Le sénateur Hubley: Croyez-vous que nous aurons dorénavant un été suivi d'un printemps et d'un autre printemps? Nos hivers sont-ils plus courts et plus intenses? Recevons-nous chaque année les mêmes quantités de neige? Nos hivers ont-ils changé?

M. Hengeveld: Il est certain que, ces dix dernières années, qui sont les plus fraîches dans nos mémoires, nos hivers sont plus doux dans presque tout le pays par rapport aux décennies précédentes. D'ailleurs, les jeunes à qui je parle ne semblent pas se rendre compte que les hivers se réchauffent parce qu'ils n'ont jamais connu d'hiver très froid.

Nos hivers sont plus courts surtout parce que le printemps arrive plus tôt, et non pas parce que l'automne arrive plus tard. Surtout dans l'est du Canada, l'automne est en fait plus froid depuis 50 ans. Les principaux changements se sont produits en hiver et au printemps.

En ce qui a trait aux précipitations, et je ne crois pas qu'on puisse parler encore d'une tendance nette. Toutefois, la plupart des modèles nous portent à croire que nos hivers seront plus humides. Par temps froid, cela signifie de la neige. Nous pourrions par conséquent avoir des hivers plus courts, mais connaître aussi des précipitations plus intenses pendant cette période. La quantité totale de neige et l'intensité de nos tempêtes hivernales ne changeront peut-être pas.

Une étude canadienne donne à penser que les grosses tempêtes d'hiver vont augmenter. Je ne crois pas qu'il y ait encore un consensus international sur cela non plus.

Le sénateur Hubley: Merci.

Le président: Il pourrait tomber de la pluie plutôt que de la neige en hiver?

M. Hengeveld: Oui, ou de la pluie verglaçante.

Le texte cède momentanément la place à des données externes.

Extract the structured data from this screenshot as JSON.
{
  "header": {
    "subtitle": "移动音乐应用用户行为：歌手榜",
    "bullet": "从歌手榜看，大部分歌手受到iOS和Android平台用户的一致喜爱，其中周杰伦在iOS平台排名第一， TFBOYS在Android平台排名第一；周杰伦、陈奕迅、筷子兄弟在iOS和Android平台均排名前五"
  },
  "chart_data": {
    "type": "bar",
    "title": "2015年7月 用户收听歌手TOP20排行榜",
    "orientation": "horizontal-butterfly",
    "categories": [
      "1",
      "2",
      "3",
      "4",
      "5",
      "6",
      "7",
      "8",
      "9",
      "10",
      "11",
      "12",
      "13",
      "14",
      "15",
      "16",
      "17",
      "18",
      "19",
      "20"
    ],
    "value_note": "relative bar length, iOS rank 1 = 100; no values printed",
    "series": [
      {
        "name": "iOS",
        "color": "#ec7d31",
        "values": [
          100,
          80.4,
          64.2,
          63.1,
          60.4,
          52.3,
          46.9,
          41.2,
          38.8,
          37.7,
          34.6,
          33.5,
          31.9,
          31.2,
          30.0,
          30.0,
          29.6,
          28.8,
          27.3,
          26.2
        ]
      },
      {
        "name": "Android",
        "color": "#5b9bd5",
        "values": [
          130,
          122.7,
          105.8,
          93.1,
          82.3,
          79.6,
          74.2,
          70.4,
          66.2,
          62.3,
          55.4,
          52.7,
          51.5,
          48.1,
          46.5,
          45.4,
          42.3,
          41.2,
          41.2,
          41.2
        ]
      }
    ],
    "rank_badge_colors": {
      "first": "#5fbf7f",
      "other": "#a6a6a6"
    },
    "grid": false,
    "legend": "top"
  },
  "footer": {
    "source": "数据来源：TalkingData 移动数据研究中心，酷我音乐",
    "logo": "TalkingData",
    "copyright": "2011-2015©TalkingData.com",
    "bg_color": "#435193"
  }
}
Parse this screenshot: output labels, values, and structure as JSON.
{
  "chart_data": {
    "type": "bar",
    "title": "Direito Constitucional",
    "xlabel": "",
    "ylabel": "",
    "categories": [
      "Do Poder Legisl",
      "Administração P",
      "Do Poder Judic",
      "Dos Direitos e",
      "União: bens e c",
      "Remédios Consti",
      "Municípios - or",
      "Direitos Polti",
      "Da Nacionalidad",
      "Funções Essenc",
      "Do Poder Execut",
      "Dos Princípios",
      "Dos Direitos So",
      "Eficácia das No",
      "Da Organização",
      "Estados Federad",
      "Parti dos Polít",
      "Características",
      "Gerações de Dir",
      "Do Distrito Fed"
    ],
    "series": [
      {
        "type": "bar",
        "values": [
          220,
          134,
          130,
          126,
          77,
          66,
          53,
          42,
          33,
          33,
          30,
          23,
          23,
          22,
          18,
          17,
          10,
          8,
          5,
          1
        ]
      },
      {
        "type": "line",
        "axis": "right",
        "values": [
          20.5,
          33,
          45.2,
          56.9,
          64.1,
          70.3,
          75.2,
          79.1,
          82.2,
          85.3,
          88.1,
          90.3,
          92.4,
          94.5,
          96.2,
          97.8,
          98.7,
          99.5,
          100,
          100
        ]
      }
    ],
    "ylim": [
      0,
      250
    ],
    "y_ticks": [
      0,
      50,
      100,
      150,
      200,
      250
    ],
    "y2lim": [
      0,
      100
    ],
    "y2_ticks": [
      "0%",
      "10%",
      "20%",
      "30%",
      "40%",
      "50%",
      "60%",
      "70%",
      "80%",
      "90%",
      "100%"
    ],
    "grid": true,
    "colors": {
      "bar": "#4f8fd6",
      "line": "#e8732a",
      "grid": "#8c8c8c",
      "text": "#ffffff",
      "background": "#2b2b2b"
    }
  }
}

Le sénateur Chalifoux: Je trouve cela très intéressant. J'ai quelques questions à propos de l'Arctique. Des gens de l'endroit m'ont dit que, à cause du réchauffement et de la fonte du pergélisol, les aînés entendent aujourd'hui des sons qu'ils n'ont jamais entendus de leur vie comme le croassement des grenouilles et la stridulation des grillons. Je viens du nord de l'Alberta et nous avons de très gros problèmes là-bas reliés à l'Arctique, à la forêt boréale, aux coupes à blanc et au carburant. Les agriculteurs et les éleveurs ne savent plus quoi faire.

On parle de valeur ajoutée, de remplacement des cultures et d'autres choses de ce genre. Comment intégrer tout cela? À cause de l'évolution rapide, comment le secteur agricole peut-il s'adapter à l'évolution du climat?

M. Hengeveld: D'autres témoins je crois s'étendront davantage là-dessus.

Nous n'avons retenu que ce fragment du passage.